Background: Acute myeloid leukemia or myelodysplastic syndrome, during the course of chronic lymphocytic leukemia, is a rare entity. In such a situation, most previous cases were therapy-related after treatment. However, in very rare cases, acute myeloid leukemia has been diagnosed in untreated patients with chronic lymphocytic leukemia. Materials and Methods: In this paper, we present the case-study of a 60-year old woman who was diagnosed six years previously as being afflicted with chronic lymphocytic leukemia with no chromosomal changes.
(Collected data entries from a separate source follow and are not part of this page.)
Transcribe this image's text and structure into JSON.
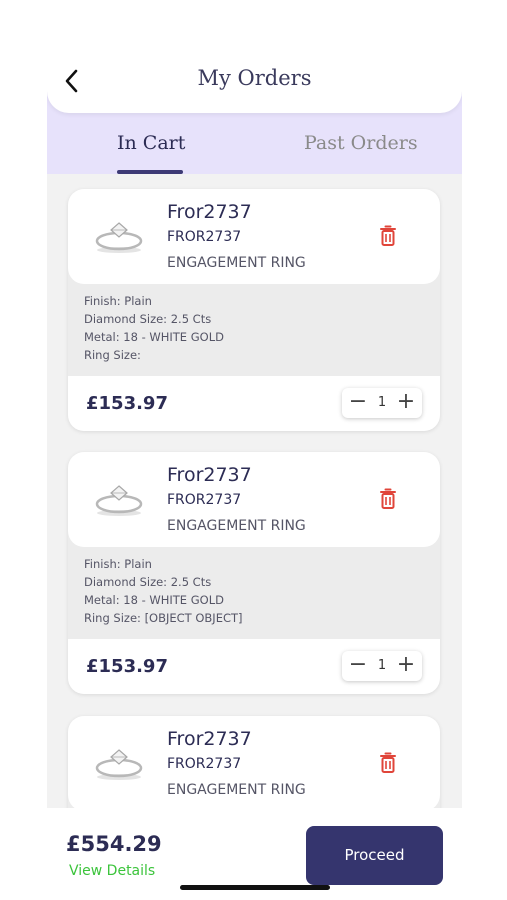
{
  "header": {
    "title": "My Orders",
    "back_icon": "chevron-left-icon"
  },
  "tabs": [
    {
      "label": "In Cart",
      "active": true
    },
    {
      "label": "Past Orders",
      "active": false
    }
  ],
  "colors": {
    "primary": "#35356e",
    "tab_bg": "#e7e2fb",
    "delete": "#e0453a",
    "view_details": "#3cc43c"
  },
  "cart": {
    "items": [
      {
        "name": "Fror2737",
        "code": "FROR2737",
        "type": "ENGAGEMENT RING",
        "details": [
          "Finish:  Plain",
          "Diamond Size: 2.5 Cts",
          "Metal: 18 - WHITE GOLD",
          "Ring Size:"
        ],
        "price": "£153.97",
        "qty": "1",
        "minus": "−",
        "plus": "+"
      },
      {
        "name": "Fror2737",
        "code": "FROR2737",
        "type": "ENGAGEMENT RING",
        "details": [
          "Finish:  Plain",
          "Diamond Size: 2.5 Cts",
          "Metal: 18 - WHITE GOLD",
          "Ring Size: [OBJECT OBJECT]"
        ],
        "price": "£153.97",
        "qty": "1",
        "minus": "−",
        "plus": "+"
      },
      {
        "name": "Fror2737",
        "code": "FROR2737",
        "type": "ENGAGEMENT RING"
      }
    ]
  },
  "footer": {
    "total": "£554.29",
    "view_details": "View Details",
    "proceed": "Proceed"
  }
}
She was successfully treated with fludarabine in combination with cyclophosphamide and rituximab, and she obtained complete remission, yet with incomplete recovery. Subsequently, three years later, she was re-admitted to hospital with deep pancytopenia. Her bone marrow biopsy then revealed that 52% of her blasts cells demonstrated a myelomonocytic immunophenotype, albeit with no chronic lymphocytic leukemia cell clone, showing the following complex chromosomal abnormalities: 45~47, XX, del(5)(q13q33), trisomy 8, trisomy 20, monosomy 21, +mar[cp12]/46, XX. Thus, a diagnosis was made of acute myelomonocytic leukemia preceded by a transforming myelodysplastic syndrome. The patient received induction chemotherapy and obtained complete remission. Unfortunately, one month after completion of her consolidation regimen, a relapse occurred. She died 8 months post-diagnosis of AML. Conclusion: In this case study, we diagnosed therapy-related acute myeloid leukemia. Of note, the theory of a common stem cell malignancy and the coexistence of two malignant clones seem not to be applied in the presented case. This is because an acute myeloid leukemia clone was not seen in her bone marrow, nor was peripheral blood evidenced at the time of her diagnosis of chronic lymphocytic leukemia.